Ihr Zustand verschlechterte sich über die Jahre, sie stumpfte zusehends ab und war „zu keiner Arbeit zu bewegen“. Man stellte sie immer wieder ruhig, sie erlitt Knochenbrüche und erkrankte an Gelbsucht. Am 1. September 1939 wurde sie in die Anstalt Weilmünster aufgenommen. Dort besserte sich ihr Zustand, sie wirkte „ruhig, äußerlich geordnet, gleichmäßig in ihrer Stimmung, hilft fleißig mit im Haus, hält sich sauber.“

Am 31. Oktober 1939 wurde sie in die Anstalt Merxhausen verlegt, wo sich ihr Zustand wieder auffällig verschlechterte: „Sie halluziniert, ist zu keiner geregelten Arbeit zu bewegen.“ Am 15. Mai 1941 vermerkte ihre Krankenakte: „Hilft etwas im Haus, trägt Geschirr, wischt auf.“

So weit die Beschreibung von Rahms Krankengeschichte in Zitaten aus den Krankenakten der Nazi-Zeit. Am 30. Mai 1941 wurde Rahm in die Anstalt Herborn verlegt, eine sogenannte „Zwischenanstalt“ für die Tötungsanstalt Hadamar. Dort endet ihre Krankheitsakte. Von Herborn gelangte Rahm in einem Transport mit 49 weiteren Patienten am 20. Juni 1941 nach Hadamar.

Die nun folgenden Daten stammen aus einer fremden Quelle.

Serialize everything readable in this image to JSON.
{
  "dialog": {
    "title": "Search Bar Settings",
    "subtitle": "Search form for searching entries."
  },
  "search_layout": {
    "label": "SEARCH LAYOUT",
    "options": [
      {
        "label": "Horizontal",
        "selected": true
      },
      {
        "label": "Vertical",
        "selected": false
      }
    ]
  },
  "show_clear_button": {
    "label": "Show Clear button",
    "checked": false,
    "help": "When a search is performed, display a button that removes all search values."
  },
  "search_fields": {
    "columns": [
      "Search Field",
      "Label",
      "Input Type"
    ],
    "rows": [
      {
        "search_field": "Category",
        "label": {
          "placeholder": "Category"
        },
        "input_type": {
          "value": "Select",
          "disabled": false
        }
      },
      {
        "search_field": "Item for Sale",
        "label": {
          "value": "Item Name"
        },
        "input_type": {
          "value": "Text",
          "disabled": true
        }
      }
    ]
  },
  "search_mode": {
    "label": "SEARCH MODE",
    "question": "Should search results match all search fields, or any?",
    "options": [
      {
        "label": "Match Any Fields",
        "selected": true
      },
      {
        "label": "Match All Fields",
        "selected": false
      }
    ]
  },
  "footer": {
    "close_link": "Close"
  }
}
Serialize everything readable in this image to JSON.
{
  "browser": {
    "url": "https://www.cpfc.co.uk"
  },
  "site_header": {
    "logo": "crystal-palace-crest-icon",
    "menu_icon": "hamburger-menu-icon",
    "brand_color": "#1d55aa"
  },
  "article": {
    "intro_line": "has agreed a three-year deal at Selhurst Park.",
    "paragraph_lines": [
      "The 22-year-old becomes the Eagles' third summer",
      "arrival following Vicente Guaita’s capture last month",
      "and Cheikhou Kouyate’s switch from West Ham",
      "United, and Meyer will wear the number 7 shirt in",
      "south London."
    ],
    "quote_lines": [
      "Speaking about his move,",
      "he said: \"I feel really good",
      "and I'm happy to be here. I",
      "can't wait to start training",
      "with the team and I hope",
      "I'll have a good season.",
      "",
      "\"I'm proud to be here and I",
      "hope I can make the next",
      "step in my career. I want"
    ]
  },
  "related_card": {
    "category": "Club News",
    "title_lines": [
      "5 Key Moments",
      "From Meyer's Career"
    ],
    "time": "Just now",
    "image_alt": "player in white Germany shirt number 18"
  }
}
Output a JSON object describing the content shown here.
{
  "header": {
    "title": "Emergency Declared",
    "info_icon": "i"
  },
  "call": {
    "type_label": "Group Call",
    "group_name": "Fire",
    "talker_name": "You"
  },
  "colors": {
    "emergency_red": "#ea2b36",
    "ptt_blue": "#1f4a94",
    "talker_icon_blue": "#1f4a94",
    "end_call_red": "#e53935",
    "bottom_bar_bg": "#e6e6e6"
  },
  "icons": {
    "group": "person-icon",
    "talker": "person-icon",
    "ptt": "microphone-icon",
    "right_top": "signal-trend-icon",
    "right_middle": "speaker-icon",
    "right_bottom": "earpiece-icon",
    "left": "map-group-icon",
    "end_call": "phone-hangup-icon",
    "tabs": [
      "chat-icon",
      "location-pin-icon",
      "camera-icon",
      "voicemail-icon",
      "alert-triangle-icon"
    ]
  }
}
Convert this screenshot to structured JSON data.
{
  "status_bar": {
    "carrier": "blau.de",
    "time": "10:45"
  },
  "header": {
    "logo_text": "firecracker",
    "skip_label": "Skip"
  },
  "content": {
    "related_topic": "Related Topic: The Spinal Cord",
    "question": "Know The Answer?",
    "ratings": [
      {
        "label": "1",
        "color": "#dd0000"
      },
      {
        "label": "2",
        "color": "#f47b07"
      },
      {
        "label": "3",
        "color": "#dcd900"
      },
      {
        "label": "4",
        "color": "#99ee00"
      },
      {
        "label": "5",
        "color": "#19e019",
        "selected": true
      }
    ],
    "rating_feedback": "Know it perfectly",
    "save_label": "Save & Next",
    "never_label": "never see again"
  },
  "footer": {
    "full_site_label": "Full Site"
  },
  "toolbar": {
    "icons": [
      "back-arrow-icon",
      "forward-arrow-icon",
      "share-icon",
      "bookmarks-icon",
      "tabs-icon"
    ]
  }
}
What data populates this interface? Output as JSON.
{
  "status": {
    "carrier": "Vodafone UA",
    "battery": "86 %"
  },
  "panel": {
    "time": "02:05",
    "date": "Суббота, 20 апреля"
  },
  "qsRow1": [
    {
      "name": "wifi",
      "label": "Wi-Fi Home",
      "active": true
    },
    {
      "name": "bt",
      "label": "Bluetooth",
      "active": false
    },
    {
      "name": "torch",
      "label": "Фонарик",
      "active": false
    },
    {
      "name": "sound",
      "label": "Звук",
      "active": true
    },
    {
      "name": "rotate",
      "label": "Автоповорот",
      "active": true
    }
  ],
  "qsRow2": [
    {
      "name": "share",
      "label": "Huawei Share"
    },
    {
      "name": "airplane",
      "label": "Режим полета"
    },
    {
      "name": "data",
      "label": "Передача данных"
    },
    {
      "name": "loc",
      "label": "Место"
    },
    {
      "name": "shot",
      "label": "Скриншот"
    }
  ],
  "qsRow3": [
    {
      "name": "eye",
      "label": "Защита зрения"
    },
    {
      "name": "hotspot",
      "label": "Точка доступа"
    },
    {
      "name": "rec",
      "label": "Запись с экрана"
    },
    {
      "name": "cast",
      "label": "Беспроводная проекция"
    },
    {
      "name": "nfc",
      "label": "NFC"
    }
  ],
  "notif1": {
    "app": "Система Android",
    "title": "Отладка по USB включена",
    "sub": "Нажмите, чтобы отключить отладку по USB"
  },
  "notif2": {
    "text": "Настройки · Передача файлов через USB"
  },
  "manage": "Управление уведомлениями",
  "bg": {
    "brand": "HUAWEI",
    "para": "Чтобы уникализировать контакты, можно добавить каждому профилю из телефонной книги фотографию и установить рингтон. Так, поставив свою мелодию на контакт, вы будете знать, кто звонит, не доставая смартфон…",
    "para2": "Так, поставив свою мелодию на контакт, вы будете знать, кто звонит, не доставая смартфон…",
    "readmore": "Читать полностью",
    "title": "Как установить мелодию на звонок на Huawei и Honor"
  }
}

Die Patienten eines solchen Transports wurden in der Regel noch am Tag der Ankunft in die Gaskammer im Keller der Anstalt geschickt und ermordet. Am 27. Januar 1945 befreiten sowjetische Soldaten das Vernichtungslager Auschwitz. Dort ermordeten die Nazis mehr als eine Million Menschen. Seit 1996 gedenkt Deutschland am 27. Januar offiziell aller Opfer der NS-Terrors.

 Aus der damaligen Heil- und Pflegeanstalt der Nazis in Merzig wurden am 1. September 1939 alle Patienten evakuiert. Viele von ihnen wurden  nach Hadamar geschickt, wo sie  vergast wurden.  

Aus der damaligen Heil- und Pflegeanstalt der Nazis in Merzig wurden am 1. September 1939 alle Patienten evakuiert. Viele von ihnen wurden nach Hadamar geschickt, wo sie vergast wurden.  

Foto: Monika Jungfleisch

In diesem Jahr hat der Landtag des Saarlandes in Zusammenarbeit mit der Landeszentrale für politische Bildung und der Saarländischen Psychiatrie-Stiftung Merzig die Patientenmorde der Nazis im Rahmen des „Euthanasie“-Programms in den Mittelpunkt einer Online-Gedenkveranstaltung gerückt.